Holy cow, another year has gone by. 2020 is upon us and I have to admit, I’m ready to close the door on a tough year.
It hasn’t been all bad. I bought a house. I switched coaches and had my first six month stretch of pain-free running in years. Through the good and the bad, I have been lucky enough to read, learn and write about running and fitness every week. Here are my favorite stories from 2019.
In January 2019, after weeks of planning my season, I was diagnosed with a tear of my Plantar Fascia. It had come at a time when training seemed to be going well, and for the first time since getting into the 2017 Western States, I was inspired by my upcoming race schedule. Of course, it all came crashing down with my diagnosis and the crutches that came with it, however, I wanted to find out exactly how long I could hold onto my fitness throughout this injury. So I asked, how long does fitness last when you’re injured?

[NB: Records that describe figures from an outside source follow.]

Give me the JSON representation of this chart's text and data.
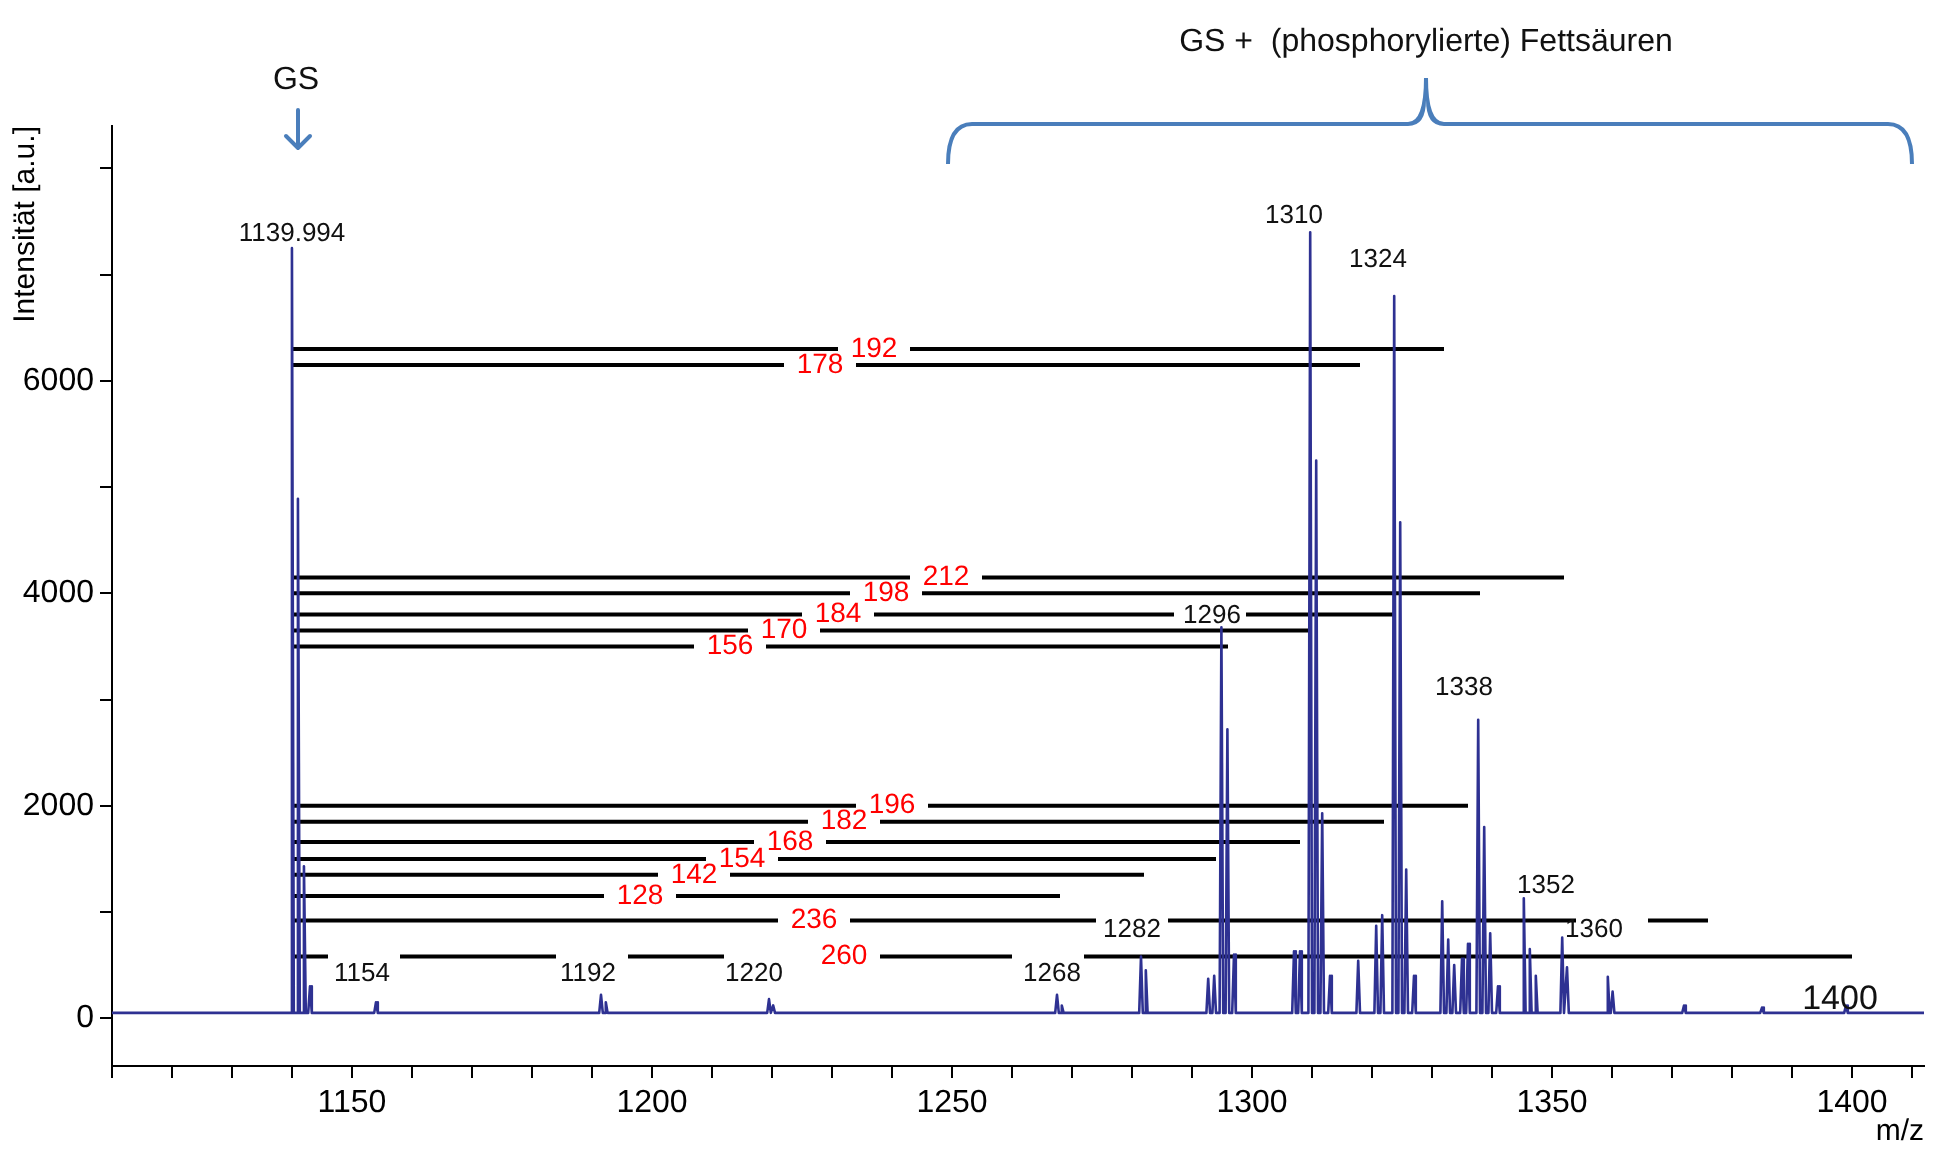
{
  "chart_data": {
    "type": "line",
    "xlabel": "m/z",
    "ylabel": "Intensität [a.u.]",
    "xlim": [
      1110,
      1412
    ],
    "ylim": [
      -450,
      8400
    ],
    "xticks": [
      {
        "value": 1110,
        "label": null
      },
      {
        "value": 1120,
        "label": null
      },
      {
        "value": 1130,
        "label": null
      },
      {
        "value": 1140,
        "label": null
      },
      1150,
      {
        "value": 1160,
        "label": null
      },
      {
        "value": 1170,
        "label": null
      },
      {
        "value": 1180,
        "label": null
      },
      {
        "value": 1190,
        "label": null
      },
      1200,
      {
        "value": 1210,
        "label": null
      },
      {
        "value": 1220,
        "label": null
      },
      {
        "value": 1230,
        "label": null
      },
      {
        "value": 1240,
        "label": null
      },
      1250,
      {
        "value": 1260,
        "label": null
      },
      {
        "value": 1270,
        "label": null
      },
      {
        "value": 1280,
        "label": null
      },
      {
        "value": 1290,
        "label": null
      },
      1300,
      {
        "value": 1310,
        "label": null
      },
      {
        "value": 1320,
        "label": null
      },
      {
        "value": 1330,
        "label": null
      },
      {
        "value": 1340,
        "label": null
      },
      1350,
      {
        "value": 1360,
        "label": null
      },
      {
        "value": 1370,
        "label": null
      },
      {
        "value": 1380,
        "label": null
      },
      {
        "value": 1390,
        "label": null
      },
      1400,
      {
        "value": 1410,
        "label": null
      }
    ],
    "yticks": [
      0,
      {
        "value": 1000,
        "label": null
      },
      2000,
      {
        "value": 3000,
        "label": null
      },
      4000,
      {
        "value": 5000,
        "label": null
      },
      6000,
      {
        "value": 7000,
        "label": null
      },
      {
        "value": 8000,
        "label": null
      }
    ],
    "grid": false,
    "legend": false,
    "marker": "none",
    "series": [
      {
        "color": "#2e3192",
        "x": [
          1110,
          1139.7,
          1139.99,
          1140.3,
          1140.7,
          1140.99,
          1141.3,
          1141.7,
          1141.99,
          1142.3,
          1142.7,
          1143,
          1143.3,
          1153.7,
          1154,
          1154.3,
          1191.2,
          1191.5,
          1191.8,
          1192.0,
          1192.3,
          1192.6,
          1219.2,
          1219.5,
          1219.8,
          1219.9,
          1220.2,
          1220.5,
          1267.2,
          1267.5,
          1267.8,
          1268.0,
          1268.3,
          1268.6,
          1281.2,
          1281.5,
          1281.8,
          1282.0,
          1282.3,
          1282.6,
          1292.4,
          1292.7,
          1293.0,
          1293.4,
          1293.7,
          1294.0,
          1294.6,
          1294.9,
          1295.2,
          1295.6,
          1295.9,
          1296.2,
          1296.7,
          1297,
          1297.3,
          1306.7,
          1307,
          1307.3,
          1307.7,
          1308,
          1308.3,
          1309.4,
          1309.7,
          1310.0,
          1310.4,
          1310.7,
          1311.0,
          1311.4,
          1311.7,
          1312.0,
          1312.7,
          1313,
          1313.3,
          1317.4,
          1317.7,
          1318.0,
          1320.4,
          1320.7,
          1321.0,
          1321.4,
          1321.7,
          1322.0,
          1323.4,
          1323.7,
          1324.0,
          1324.4,
          1324.7,
          1325.0,
          1325.4,
          1325.7,
          1326.0,
          1326.7,
          1327,
          1327.3,
          1331.4,
          1331.7,
          1332.0,
          1332.4,
          1332.7,
          1333.0,
          1333.4,
          1333.7,
          1334.0,
          1334.7,
          1335,
          1335.3,
          1335.7,
          1336,
          1336.3,
          1337.4,
          1337.7,
          1338.0,
          1338.4,
          1338.7,
          1339.0,
          1339.4,
          1339.7,
          1340.0,
          1340.7,
          1341,
          1341.3,
          1345.0,
          1345.3,
          1345.6,
          1346.0,
          1346.3,
          1346.6,
          1347.0,
          1347.3,
          1347.6,
          1351.4,
          1351.7,
          1352.0,
          1352.2,
          1352.5,
          1352.8,
          1359.0,
          1359.3,
          1359.6,
          1359.8,
          1360.1,
          1360.4,
          1371.7,
          1372,
          1372.3,
          1384.7,
          1385,
          1385.3,
          1398.7,
          1399,
          1399.3,
          1412
        ],
        "values": [
          50,
          50,
          7250,
          50,
          50,
          4890,
          50,
          50,
          1430,
          50,
          50,
          300,
          50,
          50,
          150,
          50,
          50,
          220,
          50,
          50,
          150,
          50,
          50,
          180,
          50,
          50,
          120,
          50,
          50,
          220,
          50,
          50,
          120,
          50,
          50,
          580,
          50,
          50,
          450,
          50,
          50,
          370,
          50,
          50,
          400,
          50,
          50,
          3680,
          50,
          50,
          2720,
          50,
          50,
          600,
          50,
          50,
          630,
          50,
          50,
          630,
          50,
          50,
          7400,
          50,
          50,
          5250,
          50,
          50,
          1930,
          50,
          50,
          400,
          50,
          50,
          540,
          50,
          50,
          870,
          50,
          50,
          970,
          50,
          50,
          6800,
          50,
          50,
          4670,
          50,
          50,
          1400,
          50,
          50,
          400,
          50,
          50,
          1100,
          50,
          50,
          740,
          50,
          50,
          500,
          50,
          50,
          560,
          50,
          50,
          700,
          50,
          50,
          2810,
          50,
          50,
          1800,
          50,
          50,
          800,
          50,
          50,
          300,
          50,
          50,
          1130,
          50,
          50,
          650,
          50,
          50,
          400,
          50,
          50,
          760,
          50,
          50,
          480,
          50,
          50,
          390,
          50,
          50,
          250,
          50,
          50,
          120,
          50,
          50,
          100,
          50,
          50,
          120,
          50,
          50
        ]
      },
      {
        "color": "#000000",
        "x": [
          1140,
          1231,
          1237,
          1243,
          1332
        ],
        "values": [
          6300,
          6300,
          null,
          6300,
          6300
        ],
        "value_labels": [
          null,
          null,
          "192",
          null,
          null
        ]
      },
      {
        "color": "#000000",
        "x": [
          1140,
          1222,
          1228,
          1234,
          1318
        ],
        "values": [
          6150,
          6150,
          null,
          6150,
          6150
        ],
        "value_labels": [
          null,
          null,
          "178",
          null,
          null
        ]
      },
      {
        "color": "#000000",
        "x": [
          1140,
          1243,
          1249,
          1255,
          1352
        ],
        "values": [
          4150,
          4150,
          null,
          4150,
          4150
        ],
        "value_labels": [
          null,
          null,
          "212",
          null,
          null
        ]
      },
      {
        "color": "#000000",
        "x": [
          1140,
          1233,
          1239,
          1245,
          1338
        ],
        "values": [
          4000,
          4000,
          null,
          4000,
          4000
        ],
        "value_labels": [
          null,
          null,
          "198",
          null,
          null
        ]
      },
      {
        "color": "#000000",
        "x": [
          1140,
          1225,
          1231,
          1237,
          1287,
          1293,
          1299,
          1324
        ],
        "values": [
          3800,
          3800,
          null,
          3800,
          3800,
          null,
          3800,
          3800
        ],
        "value_labels": [
          null,
          null,
          "184",
          null,
          null,
          null,
          null,
          null
        ]
      },
      {
        "color": "#000000",
        "x": [
          1140,
          1216,
          1222,
          1228,
          1310
        ],
        "values": [
          3650,
          3650,
          null,
          3650,
          3650
        ],
        "value_labels": [
          null,
          null,
          "170",
          null,
          null
        ]
      },
      {
        "color": "#000000",
        "x": [
          1140,
          1207,
          1213,
          1219,
          1296
        ],
        "values": [
          3500,
          3500,
          null,
          3500,
          3500
        ],
        "value_labels": [
          null,
          null,
          "156",
          null,
          null
        ]
      },
      {
        "color": "#000000",
        "x": [
          1140,
          1234,
          1240,
          1246,
          1336
        ],
        "values": [
          2000,
          2000,
          null,
          2000,
          2000
        ],
        "value_labels": [
          null,
          null,
          "196",
          null,
          null
        ]
      },
      {
        "color": "#000000",
        "x": [
          1140,
          1226,
          1232,
          1238,
          1322
        ],
        "values": [
          1850,
          1850,
          null,
          1850,
          1850
        ],
        "value_labels": [
          null,
          null,
          "182",
          null,
          null
        ]
      },
      {
        "color": "#000000",
        "x": [
          1140,
          1217,
          1223,
          1229,
          1308
        ],
        "values": [
          1660,
          1660,
          null,
          1660,
          1660
        ],
        "value_labels": [
          null,
          null,
          "168",
          null,
          null
        ]
      },
      {
        "color": "#000000",
        "x": [
          1140,
          1209,
          1215,
          1221,
          1294
        ],
        "values": [
          1500,
          1500,
          null,
          1500,
          1500
        ],
        "value_labels": [
          null,
          null,
          "154",
          null,
          null
        ]
      },
      {
        "color": "#000000",
        "x": [
          1140,
          1201,
          1207,
          1213,
          1282
        ],
        "values": [
          1350,
          1350,
          null,
          1350,
          1350
        ],
        "value_labels": [
          null,
          null,
          "142",
          null,
          null
        ]
      },
      {
        "color": "#000000",
        "x": [
          1140,
          1192,
          1198,
          1204,
          1268
        ],
        "values": [
          1150,
          1150,
          null,
          1150,
          1150
        ],
        "value_labels": [
          null,
          null,
          "128",
          null,
          null
        ]
      },
      {
        "color": "#000000",
        "x": [
          1140,
          1221,
          1227,
          1233,
          1274,
          1280,
          1286,
          1354,
          1360,
          1366,
          1376
        ],
        "values": [
          920,
          920,
          null,
          920,
          920,
          null,
          920,
          920,
          null,
          920,
          920
        ],
        "value_labels": [
          null,
          null,
          "236",
          null,
          null,
          null,
          null,
          null,
          null,
          null,
          null
        ]
      },
      {
        "color": "#000000",
        "x": [
          1140,
          1146,
          1152,
          1158,
          1184,
          1190,
          1196,
          1212,
          1218,
          1232,
          1238,
          1260,
          1266,
          1272,
          1400
        ],
        "values": [
          580,
          580,
          null,
          580,
          580,
          null,
          580,
          580,
          null,
          null,
          580,
          580,
          null,
          580,
          580
        ],
        "value_labels": [
          null,
          null,
          null,
          null,
          null,
          null,
          null,
          null,
          null,
          "260",
          null,
          null,
          null,
          null,
          null
        ]
      }
    ],
    "annotations": [
      "GS",
      "GS +  (phosphorylierte) Fettsäuren",
      "1139.994",
      "1310",
      "1324",
      "1296",
      "1338",
      "1352",
      "1282",
      "1360",
      "1154",
      "1192",
      "1220",
      "1268",
      "1400"
    ]
  }
}
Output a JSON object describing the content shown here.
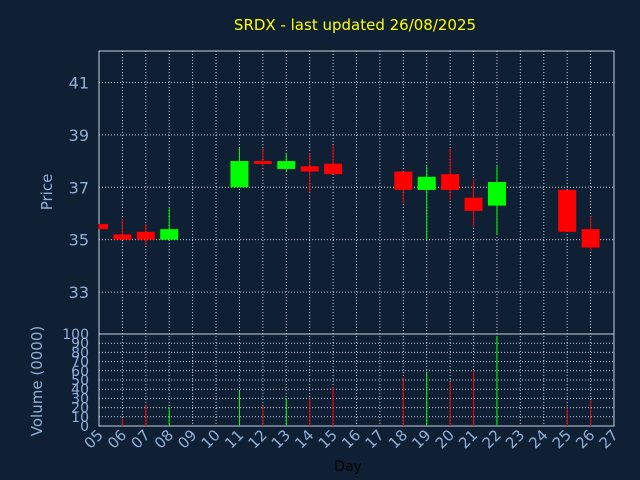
{
  "chart_data": {
    "type": "candlestick",
    "title": "SRDX - last updated 26/08/2025",
    "xlabel": "Day",
    "price_panel": {
      "ylabel": "Price",
      "ylim": [
        31.4,
        42.2
      ],
      "yticks": [
        "33",
        "35",
        "37",
        "39",
        "41"
      ],
      "grid": true
    },
    "volume_panel": {
      "ylabel": "Volume (0000)",
      "ylim": [
        0,
        100
      ],
      "yticks": [
        "0",
        "10",
        "20",
        "30",
        "40",
        "50",
        "60",
        "70",
        "80",
        "90",
        "100"
      ],
      "grid": true
    },
    "x_ticks": [
      "05",
      "06",
      "07",
      "08",
      "09",
      "10",
      "11",
      "12",
      "13",
      "14",
      "15",
      "16",
      "17",
      "18",
      "19",
      "20",
      "21",
      "22",
      "23",
      "24",
      "25",
      "26",
      "27"
    ],
    "candles": [
      {
        "day": "05",
        "open": 35.6,
        "high": 35.6,
        "low": 35.4,
        "close": 35.4,
        "volume": 0
      },
      {
        "day": "06",
        "open": 35.2,
        "high": 35.8,
        "low": 35.0,
        "close": 35.0,
        "volume": 8
      },
      {
        "day": "07",
        "open": 35.3,
        "high": 35.6,
        "low": 34.8,
        "close": 35.0,
        "volume": 22
      },
      {
        "day": "08",
        "open": 35.0,
        "high": 36.2,
        "low": 35.0,
        "close": 35.4,
        "volume": 20
      },
      {
        "day": "11",
        "open": 37.0,
        "high": 38.5,
        "low": 37.0,
        "close": 38.0,
        "volume": 38
      },
      {
        "day": "12",
        "open": 38.0,
        "high": 38.5,
        "low": 37.8,
        "close": 37.9,
        "volume": 22
      },
      {
        "day": "13",
        "open": 37.7,
        "high": 38.3,
        "low": 37.6,
        "close": 38.0,
        "volume": 30
      },
      {
        "day": "14",
        "open": 37.8,
        "high": 38.3,
        "low": 36.8,
        "close": 37.6,
        "volume": 30
      },
      {
        "day": "15",
        "open": 37.9,
        "high": 38.6,
        "low": 37.5,
        "close": 37.5,
        "volume": 42
      },
      {
        "day": "18",
        "open": 37.6,
        "high": 37.6,
        "low": 36.4,
        "close": 36.9,
        "volume": 53
      },
      {
        "day": "19",
        "open": 36.9,
        "high": 37.8,
        "low": 35.0,
        "close": 37.4,
        "volume": 58
      },
      {
        "day": "20",
        "open": 37.5,
        "high": 38.5,
        "low": 36.5,
        "close": 36.9,
        "volume": 48
      },
      {
        "day": "21",
        "open": 36.6,
        "high": 37.3,
        "low": 35.5,
        "close": 36.1,
        "volume": 60
      },
      {
        "day": "22",
        "open": 36.3,
        "high": 37.8,
        "low": 35.2,
        "close": 37.2,
        "volume": 98
      },
      {
        "day": "25",
        "open": 36.9,
        "high": 36.9,
        "low": 35.3,
        "close": 35.3,
        "volume": 20
      },
      {
        "day": "26",
        "open": 35.4,
        "high": 35.9,
        "low": 34.6,
        "close": 34.7,
        "volume": 28
      }
    ],
    "colors": {
      "background": "#0f2035",
      "grid": "#c8d0dc",
      "axis_text": "#8fb0d8",
      "title": "#ffff00",
      "up": "#00ff00",
      "down": "#ff0000"
    }
  }
}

Ever superglue a knee in a bathtub? Yeah, I hadn’t either. But then I had to. When a bomb cyclone dropped four feet of snow on Boulder County, a playful couples’ wrestling match in the fresh snow ended when my boyfriend gouged his leg so deep I could see gleaming white bone through his snowsuit. Unfortunately, the snow meant there was no way we were going to get to an emergency room. Thank goodness for wilderness first aid training and super glue.
A highlight of my 2019 season was the Salomon Global Athlete Training Camp. For seven intense days in the Azores mountains, I covered over 150 miles and 40,000 feet in elevation gain. I had only been back running from my plantar tear in January for two weeks, and the ass whooping I was served daily reminded me how much I lacked fitness. But every day was an opportunity to learn and a chance to see if could keep up with the best mountain athletes in the world. A few hours of daily suffering was a small price to pay for the experience.
After a year of injury and two years of inconsistent training, I toed the line at the Leadville 100. Without the fitness to back up my goals and with more than one thing going wrong, I got served. I ate humble pie, put my head down and crossed the finish line with a little lesson in how to hurt.
I’m too young to be scolding teenagers. But when they park their parent’s SUV in an alpine meadow, squashing the fleeting foliage, I can’t help but give them hell. That’s a true story—and it inspired 600 words of trail etiquette.